Two conductors have the same resistances at $$0°C$$ but their temperature coefficients of resistance are $$\alpha_1$$ and $$\alpha_2$$. The respective temperature coefficients for their series and parallel combinations are :

Two conductors have the same resistance $$R_0$$ at $$0°C$$ but different temperature coefficients $$\alpha_1$$ and $$\alpha_2$$. The resistance at temperature $$T$$ can be written as $$R = R_0(1 + \alpha T)$$, so for these conductors: $$R_1 = R_0(1 + \alpha_1 T), \quad R_2 = R_0(1 + \alpha_2 T)$$.

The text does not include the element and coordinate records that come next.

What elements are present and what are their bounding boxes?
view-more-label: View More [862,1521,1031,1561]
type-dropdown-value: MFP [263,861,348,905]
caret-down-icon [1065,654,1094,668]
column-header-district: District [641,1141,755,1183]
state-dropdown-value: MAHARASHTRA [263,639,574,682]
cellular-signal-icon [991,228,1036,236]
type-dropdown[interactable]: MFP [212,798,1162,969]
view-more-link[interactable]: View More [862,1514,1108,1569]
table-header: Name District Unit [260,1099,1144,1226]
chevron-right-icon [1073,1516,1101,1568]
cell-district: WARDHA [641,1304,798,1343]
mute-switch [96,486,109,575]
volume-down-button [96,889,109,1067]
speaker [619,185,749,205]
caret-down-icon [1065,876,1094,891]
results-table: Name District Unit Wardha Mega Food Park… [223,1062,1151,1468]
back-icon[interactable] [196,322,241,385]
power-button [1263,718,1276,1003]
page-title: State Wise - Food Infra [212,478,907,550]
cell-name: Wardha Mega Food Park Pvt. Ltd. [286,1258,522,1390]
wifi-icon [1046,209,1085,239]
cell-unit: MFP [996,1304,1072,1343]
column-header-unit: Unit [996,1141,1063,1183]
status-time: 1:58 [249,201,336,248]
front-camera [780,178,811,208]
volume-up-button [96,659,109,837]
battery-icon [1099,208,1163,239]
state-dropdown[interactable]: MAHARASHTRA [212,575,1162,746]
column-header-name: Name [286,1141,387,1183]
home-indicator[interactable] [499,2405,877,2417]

For the series combination the total resistance is $$R_s = R_1 + R_2 = R_0(1 + \alpha_1 T) + R_0(1 + \alpha_2 T) = 2R_0\left(1 + \frac{\alpha_1 + \alpha_2}{2}T\right)$$, so the equivalent resistance at $$0°C$$ is $$R_{s,0} = 2R_0$$ and the effective temperature coefficient becomes $$\alpha_s = \frac{\alpha_1 + \alpha_2}{2}$$.

In the parallel combination one has $$\frac{1}{R_p} = \frac{1}{R_1} + \frac{1}{R_2} = \frac{1}{R_0(1+\alpha_1 T)} + \frac{1}{R_0(1+\alpha_2 T)}$$. Using the linear approximation $$(1 + \alpha T)^{-1} \approx (1 - \alpha T)$$ for small $$\alpha T$$ gives $$\frac{1}{R_p} \approx \frac{1}{R_0}(1 - \alpha_1 T) + \frac{1}{R_0}(1 - \alpha_2 T) = \frac{2}{R_0}\left(1 - \frac{\alpha_1 + \alpha_2}{2}T\right)$$ and hence $$R_p \approx \frac{R_0}{2} \cdot \frac{1}{1 - \frac{\alpha_1+\alpha_2}{2}T} \approx \frac{R_0}{2}\left(1 + \frac{\alpha_1 + \alpha_2}{2}T\right)$$, so the equivalent resistance at $$0°C$$ is $$R_{p,0} = \frac{R_0}{2}$$ and the effective temperature coefficient is $$\alpha_p = \frac{\alpha_1 + \alpha_2}{2}$$.

Key insight: When both conductors have the same initial resistance $$R_0$$, the effective temperature coefficient is $$\frac{\alpha_1 + \alpha_2}{2}$$ for both series and parallel combinations.

The correct answer is Option (2): $$\frac{\alpha_1+\alpha_2}{2}, \frac{\alpha_1+\alpha_2}{2}$$.